While there's certainly some fun to be had here, that's a bit compromised by needless complication in the plotting, overly familiar characters and too many detours away from the primary story. A good example is a long and utterly pointless scene where Ling summons a "Mahjong ghost;" an awful, big-nosed, stuffed animal looking puppet wearing sunglasses, to help our bumbling heroes win a game. And then there's a subplot where one of the guys loses 3 of his 10 souls and the rest of the cast have to rush around trying to find them and then reunite them with his body before the hospital staff can conduct an autopsy. So what does any of that have to do with the haunted building? Not a damn thing really. It's like someone just came up with ideas they liked and threw them into the stew whether they belonged here or not.

Toward the end, we learn the only way to banish the evil is to locate the portal to a spiritual realm called "Asolo Field." While there, they must find the "Ghost King's skeleton," put a spell on it, return intact with something called a "longevity rope" and then let a virgin (Joey Wong's character) hold it. Oh yeah, and the only people who can enter are those that are yang. Got that? Nope, well then forget that and just enjoy the strangeness of the colorfully-lit ghost realm, which is accessed through a portal in the women's restroom mirror and culminates in a fight against an undead Japanese general and his animated skeleton (a well-executed puppet effect) around a lake of acid.

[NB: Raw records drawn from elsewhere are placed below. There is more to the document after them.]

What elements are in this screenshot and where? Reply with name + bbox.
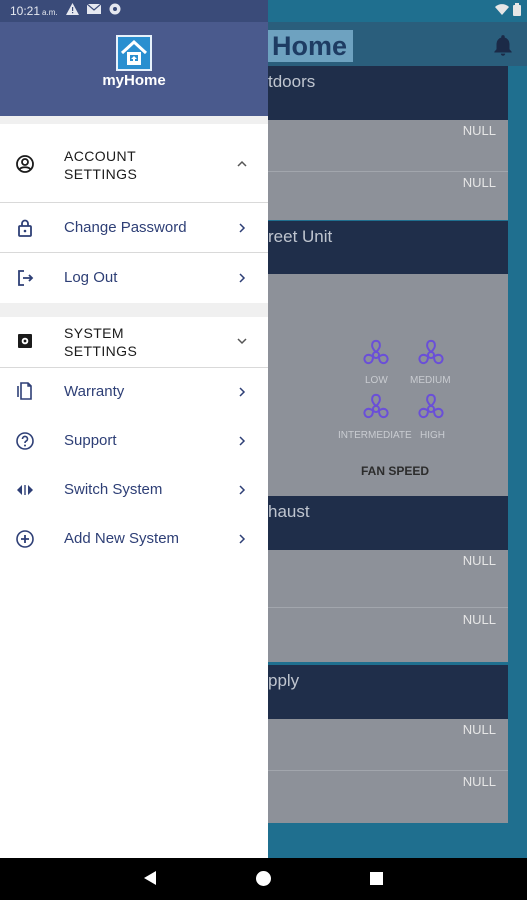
fan-speed-card: LOW MEDIUM INTERMEDIATE HIGH FAN SPEED	[268, 274, 508, 496]
menu-item-change-password[interactable]: Change Password	[0, 203, 268, 252]
chevron-right-icon	[239, 534, 246, 544]
app-name: myHome	[102, 72, 166, 89]
fan-level-label: INTERMEDIATE	[338, 430, 412, 441]
menu-item-label: Warranty	[64, 383, 125, 400]
section-card-supply: NULL NULL	[268, 719, 508, 823]
menu-item-label: Change Password	[64, 219, 187, 236]
chevron-right-icon	[239, 387, 246, 397]
system-settings-icon	[18, 334, 32, 348]
back-triangle-icon[interactable]	[143, 870, 157, 886]
fan-level-label: HIGH	[420, 430, 445, 441]
menu-item-label: Support	[64, 432, 117, 449]
section-card-outdoors: NULL NULL	[268, 120, 508, 220]
chevron-right-icon	[239, 436, 246, 446]
data-row: NULL	[268, 120, 508, 172]
menu-item-support[interactable]: Support	[0, 416, 268, 465]
value-text: NULL	[462, 123, 496, 138]
warning-icon	[66, 3, 79, 15]
status-icons-right	[495, 3, 521, 16]
section-title: reet Unit	[268, 227, 333, 246]
logout-icon	[18, 270, 34, 286]
section-header-exhaust: haust	[268, 496, 508, 550]
value-text: NULL	[462, 722, 496, 737]
data-row: NULL	[268, 608, 508, 662]
value-text: NULL	[462, 612, 496, 627]
section-card-exhaust: NULL NULL	[268, 550, 508, 662]
data-row: NULL	[268, 172, 508, 220]
switch-arrows-icon	[17, 485, 33, 495]
section-header-street-unit: reet Unit	[268, 221, 508, 274]
help-circle-icon	[16, 432, 34, 450]
section-title: tdoors	[268, 72, 316, 91]
menu-item-switch-system[interactable]: Switch System	[0, 465, 268, 514]
data-row: NULL	[268, 719, 508, 771]
account-circle-icon	[16, 155, 34, 173]
house-icon	[120, 39, 148, 65]
menu-item-label: Switch System	[64, 481, 163, 498]
add-circle-icon	[16, 530, 34, 548]
documents-icon	[17, 382, 32, 400]
account-settings-header[interactable]: ACCOUNT SETTINGS	[0, 124, 268, 202]
value-text: NULL	[462, 175, 496, 190]
notification-bell-icon[interactable]	[490, 32, 516, 60]
account-settings-title: ACCOUNT SETTINGS	[64, 148, 138, 182]
wifi-icon	[495, 3, 509, 15]
chevron-down-icon	[237, 338, 247, 345]
chevron-right-icon	[239, 223, 246, 233]
home-circle-icon[interactable]	[256, 871, 271, 886]
system-settings-title: SYSTEM SETTINGS	[64, 325, 138, 359]
recent-apps-square-icon[interactable]	[370, 872, 383, 885]
fan-medium-icon[interactable]	[414, 338, 448, 372]
menu-item-log-out[interactable]: Log Out	[0, 253, 268, 302]
fan-level-label: LOW	[365, 375, 388, 386]
value-text: NULL	[462, 553, 496, 568]
section-header-supply: pply	[268, 665, 508, 719]
section-title: pply	[268, 671, 300, 690]
status-notification-icons	[66, 3, 121, 15]
battery-icon	[513, 3, 521, 16]
lock-icon	[18, 219, 32, 237]
menu-item-warranty[interactable]: Warranty	[0, 367, 268, 416]
section-title: haust	[268, 502, 310, 521]
data-row: NULL	[268, 771, 508, 823]
group-divider	[0, 303, 268, 317]
drawer-header: myHome	[0, 22, 268, 116]
fan-low-icon[interactable]	[359, 338, 393, 372]
status-time: 10:21 a.m.	[10, 4, 58, 18]
status-bar: 10:21 a.m.	[0, 0, 268, 22]
fan-high-icon[interactable]	[414, 392, 448, 426]
fan-speed-caption: FAN SPEED	[361, 464, 430, 478]
fan-intermediate-icon[interactable]	[359, 392, 393, 426]
app-logo-text: Home	[266, 30, 354, 62]
mail-icon	[87, 3, 101, 14]
navigation-drawer: myHome ACCOUNT SETTINGS Change Password	[0, 22, 268, 858]
menu-item-label: Log Out	[64, 269, 118, 286]
menu-item-add-new-system[interactable]: Add New System	[0, 514, 268, 563]
fan-level-label: MEDIUM	[410, 375, 451, 386]
system-navigation-bar	[0, 858, 527, 900]
chevron-up-icon	[237, 160, 247, 167]
system-settings-header[interactable]: SYSTEM SETTINGS	[0, 317, 268, 367]
settings-gear-icon	[109, 3, 121, 15]
value-text: NULL	[462, 774, 496, 789]
app-logo-icon	[116, 35, 152, 71]
header-divider	[0, 116, 268, 124]
data-row: NULL	[268, 550, 508, 608]
menu-item-label: Add New System	[64, 530, 180, 547]
chevron-right-icon	[239, 273, 246, 283]
section-header-outdoors: tdoors	[268, 66, 508, 120]
chevron-right-icon	[239, 485, 246, 495]
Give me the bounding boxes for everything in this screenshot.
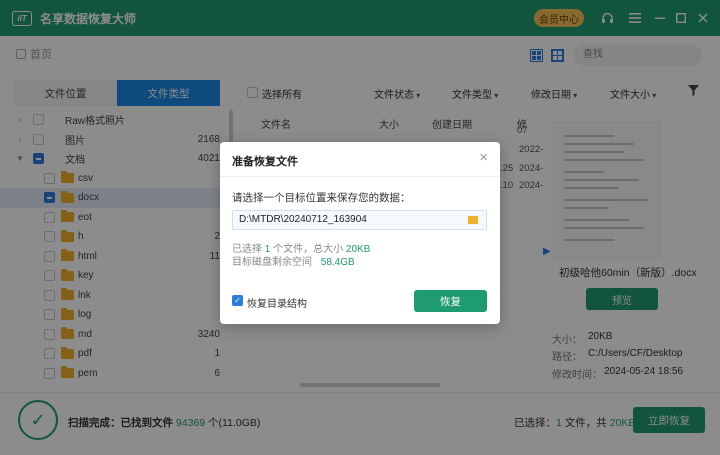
- free-space-value: 58.4GB: [320, 257, 355, 268]
- close-icon[interactable]: ×: [479, 149, 488, 166]
- restore-structure-label: 恢复目录结构: [247, 299, 307, 310]
- restore-structure-checkbox[interactable]: ✓: [232, 295, 243, 306]
- free-space-info: 目标磁盘剩余空间 58.4GB: [232, 253, 355, 268]
- recover-dialog: 准备恢复文件 × 请选择一个目标位置来保存您的数据： D:\MTDR\20240…: [220, 142, 500, 324]
- dialog-title: 准备恢复文件: [232, 156, 298, 168]
- dialog-prompt: 请选择一个目标位置来保存您的数据：: [232, 192, 411, 204]
- dialog-divider: [220, 176, 500, 177]
- destination-path-field[interactable]: D:\MTDR\20240712_163904: [232, 210, 487, 230]
- free-space-label: 目标磁盘剩余空间: [232, 257, 312, 268]
- browse-folder-icon[interactable]: [468, 216, 478, 224]
- destination-path-value: D:\MTDR\20240712_163904: [239, 214, 367, 225]
- recover-button[interactable]: 恢复: [414, 290, 487, 312]
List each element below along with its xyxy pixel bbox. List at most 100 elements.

The director also made THE SEVENTH CURSE (1986), a better, more-polished horror-comedy than this one, the excellent rape-revenge film Her Vengeance (1988), the manga adaptation and box office hit The Peacock King (1989) and its sequel, Saga of the Phoenix (1989), Erotic Ghost Story (1990), another big hit in Hong Kong, the cult classic Riki-Oh: The Story of Ricky (1991) and, his final film, The Cat (1992). With a track record like that, it's a true shame he abruptly stopped working in film altogether in 1992.

Also in the cast are Charlie Cho (THE FIRST VAMPIRE IN CHINA) as a Mahjong player, Lap-Ban Chan (HOUSE OF THE LUTE) as Hsueh's granny, Tony Leung (who also wrote the script) as a security guard, Tau-Wan Yue as a cross-eyed security guard, Siu-Ming To as a cross-eyed TV ghost and lots of other familiar faces.

This Golden Harvest production did middling business at the box office. It was first released on VHS in Hong Kong in 1986 on the Pony Canyon label. That was followed by VCD and DVD releases from Fortune Star. The latter includes an English subtitle option, as does the Malaysian DVD release from Speedy Video. There's no Blu-ray to my knowledge, though this seems like a prime candidate for such a release so it'll probably happen eventually.